Discussion in 'The Projects Forum' started by dannyoh84, Jun 6, 2006.

  1. dannyoh84

    Thread Starter New Member

    Jun 6, 2006
    i am a student working on ultrasonic mosquito repeller project.

    there are 2 theories about frequencies to repel mosquitoes. One is to mimic the frequency of male mosquitoes made(11-12khz) and one was to mimic the frequency that bats made(36-38khz).

    Most product on the market is using the one around 10khz.

    i was wondering whether i should amplifier the output power to increased the signal strength since the output power from the 555 timer is very very low.what type of amplier should i use and whether it could cause disturbance to human ear since human audible is within the limit of 20khz.
    and also what type of transmitter and also a receiver to be used is suitable(is it difrent for difrent power?)? receiver is to detected the signal and to be observed on oscilloscope....thanks
  2. thingmaker3

    Retired Moderator

    May 16, 2005
    When my cousin was in college, he spent a couple of summers counting mosquitos. Back then they were relying on nasty chemicals to keep the bugs away. I think your idea is much better.

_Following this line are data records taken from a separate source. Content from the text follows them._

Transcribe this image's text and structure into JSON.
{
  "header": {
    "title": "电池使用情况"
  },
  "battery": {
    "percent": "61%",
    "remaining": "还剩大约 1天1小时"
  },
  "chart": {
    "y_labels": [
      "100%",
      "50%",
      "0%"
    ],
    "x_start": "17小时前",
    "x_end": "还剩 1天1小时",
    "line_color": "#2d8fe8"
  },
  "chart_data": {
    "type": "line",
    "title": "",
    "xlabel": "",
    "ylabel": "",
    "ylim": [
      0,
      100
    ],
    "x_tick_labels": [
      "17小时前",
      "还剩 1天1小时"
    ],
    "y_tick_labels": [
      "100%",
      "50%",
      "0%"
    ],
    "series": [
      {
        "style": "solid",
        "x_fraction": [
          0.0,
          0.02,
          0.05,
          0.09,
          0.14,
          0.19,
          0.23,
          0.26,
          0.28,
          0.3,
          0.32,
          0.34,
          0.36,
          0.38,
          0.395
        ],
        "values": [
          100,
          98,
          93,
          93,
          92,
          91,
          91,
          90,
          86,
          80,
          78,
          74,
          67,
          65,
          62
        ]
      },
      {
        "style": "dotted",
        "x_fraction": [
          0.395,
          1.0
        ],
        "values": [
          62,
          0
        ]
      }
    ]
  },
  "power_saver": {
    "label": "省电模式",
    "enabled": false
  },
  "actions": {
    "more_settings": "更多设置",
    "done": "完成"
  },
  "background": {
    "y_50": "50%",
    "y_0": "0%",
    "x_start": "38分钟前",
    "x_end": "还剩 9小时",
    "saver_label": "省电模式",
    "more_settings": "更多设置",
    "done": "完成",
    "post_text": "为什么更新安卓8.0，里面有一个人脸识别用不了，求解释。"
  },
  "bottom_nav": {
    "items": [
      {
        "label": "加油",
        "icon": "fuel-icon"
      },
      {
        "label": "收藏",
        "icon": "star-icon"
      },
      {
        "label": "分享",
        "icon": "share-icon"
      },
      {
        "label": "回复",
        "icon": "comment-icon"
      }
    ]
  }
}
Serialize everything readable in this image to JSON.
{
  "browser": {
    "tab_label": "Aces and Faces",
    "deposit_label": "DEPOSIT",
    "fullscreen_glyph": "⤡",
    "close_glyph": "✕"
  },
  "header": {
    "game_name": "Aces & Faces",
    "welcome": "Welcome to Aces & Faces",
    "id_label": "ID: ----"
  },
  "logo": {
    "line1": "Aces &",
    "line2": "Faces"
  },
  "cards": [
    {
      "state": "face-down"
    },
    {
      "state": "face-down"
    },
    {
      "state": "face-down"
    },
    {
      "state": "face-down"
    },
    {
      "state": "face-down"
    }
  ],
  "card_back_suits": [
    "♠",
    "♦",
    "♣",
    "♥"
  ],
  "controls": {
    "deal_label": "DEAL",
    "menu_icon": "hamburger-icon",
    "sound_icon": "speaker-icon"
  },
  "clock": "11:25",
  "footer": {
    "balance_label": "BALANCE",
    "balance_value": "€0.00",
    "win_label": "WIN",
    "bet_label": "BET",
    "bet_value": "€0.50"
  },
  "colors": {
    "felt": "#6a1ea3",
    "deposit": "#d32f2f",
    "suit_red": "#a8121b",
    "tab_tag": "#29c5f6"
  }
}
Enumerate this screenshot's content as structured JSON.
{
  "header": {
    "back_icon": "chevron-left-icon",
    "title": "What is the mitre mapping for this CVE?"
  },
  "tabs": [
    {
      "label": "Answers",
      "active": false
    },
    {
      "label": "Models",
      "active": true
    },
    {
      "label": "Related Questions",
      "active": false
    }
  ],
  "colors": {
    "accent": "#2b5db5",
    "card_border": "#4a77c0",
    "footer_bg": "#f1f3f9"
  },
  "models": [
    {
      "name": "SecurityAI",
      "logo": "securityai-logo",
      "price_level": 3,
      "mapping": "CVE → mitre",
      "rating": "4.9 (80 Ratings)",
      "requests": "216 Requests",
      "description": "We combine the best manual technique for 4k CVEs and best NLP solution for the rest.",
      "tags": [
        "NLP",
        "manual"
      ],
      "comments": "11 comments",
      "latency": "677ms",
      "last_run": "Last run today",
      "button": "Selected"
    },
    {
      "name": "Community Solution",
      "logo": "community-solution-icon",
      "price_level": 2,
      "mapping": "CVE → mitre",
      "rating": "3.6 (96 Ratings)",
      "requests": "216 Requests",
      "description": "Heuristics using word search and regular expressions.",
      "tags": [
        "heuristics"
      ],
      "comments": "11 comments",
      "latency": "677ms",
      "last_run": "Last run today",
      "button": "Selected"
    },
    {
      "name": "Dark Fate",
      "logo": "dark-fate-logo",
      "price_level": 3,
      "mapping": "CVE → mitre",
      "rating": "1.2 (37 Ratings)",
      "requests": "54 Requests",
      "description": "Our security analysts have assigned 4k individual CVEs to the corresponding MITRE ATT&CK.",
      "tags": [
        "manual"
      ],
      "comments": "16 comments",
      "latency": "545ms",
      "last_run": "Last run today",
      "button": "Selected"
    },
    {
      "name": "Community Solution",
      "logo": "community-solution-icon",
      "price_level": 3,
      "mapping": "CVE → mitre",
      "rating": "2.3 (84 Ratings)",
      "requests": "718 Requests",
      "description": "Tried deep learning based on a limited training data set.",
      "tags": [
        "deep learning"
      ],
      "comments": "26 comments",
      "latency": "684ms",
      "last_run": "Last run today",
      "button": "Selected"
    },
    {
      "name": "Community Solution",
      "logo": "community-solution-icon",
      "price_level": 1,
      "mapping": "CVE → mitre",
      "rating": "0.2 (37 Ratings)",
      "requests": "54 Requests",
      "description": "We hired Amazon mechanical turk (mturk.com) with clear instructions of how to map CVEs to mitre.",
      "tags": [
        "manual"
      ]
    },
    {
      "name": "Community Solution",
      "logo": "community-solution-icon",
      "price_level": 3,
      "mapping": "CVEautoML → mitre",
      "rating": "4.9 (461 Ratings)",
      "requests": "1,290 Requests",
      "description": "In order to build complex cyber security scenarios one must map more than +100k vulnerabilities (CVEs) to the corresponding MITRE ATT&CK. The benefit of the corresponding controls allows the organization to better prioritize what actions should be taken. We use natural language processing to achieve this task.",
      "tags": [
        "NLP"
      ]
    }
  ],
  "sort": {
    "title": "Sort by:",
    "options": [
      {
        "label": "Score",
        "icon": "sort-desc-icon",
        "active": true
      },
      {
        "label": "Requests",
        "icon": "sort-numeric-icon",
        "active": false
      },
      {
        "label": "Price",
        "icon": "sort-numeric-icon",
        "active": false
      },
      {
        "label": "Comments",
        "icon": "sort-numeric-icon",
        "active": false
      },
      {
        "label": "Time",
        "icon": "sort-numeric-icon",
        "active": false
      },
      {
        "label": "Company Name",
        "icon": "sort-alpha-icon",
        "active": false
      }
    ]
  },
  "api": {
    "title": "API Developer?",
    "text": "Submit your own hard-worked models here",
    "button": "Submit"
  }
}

    Here is a good link for learning how to build a class B audio amplifier:

    I'm not sure what is meant by "cause disturbance to human ear." As long as the volume doesn't get up to 90 dB(A), there should be no ear damage. (Unless someone has to listen to it all the time. 90dB(A) is "too much" for 8 hour exposure.) I suspect that the gizmo would repel humans at 45 or 50 dB(A). Under 10dB(A) it won't be noticed by most people.
  3. hgmjr


    Jan 28, 2005
    It may be of no great consequence but keep in mind that a 10KHz square-wave such as would be produced by a 555 timer will contain harmonics in addition to the 10KHz fundamental frequency.

    I don't know what impact these harmonics will have on the misquito but you may need to consider using a sinewave oscillator instead of a squarewave oscillator. I suspect that the sound emitted by the male misquito is more nearly sinusoidal in its waveshape.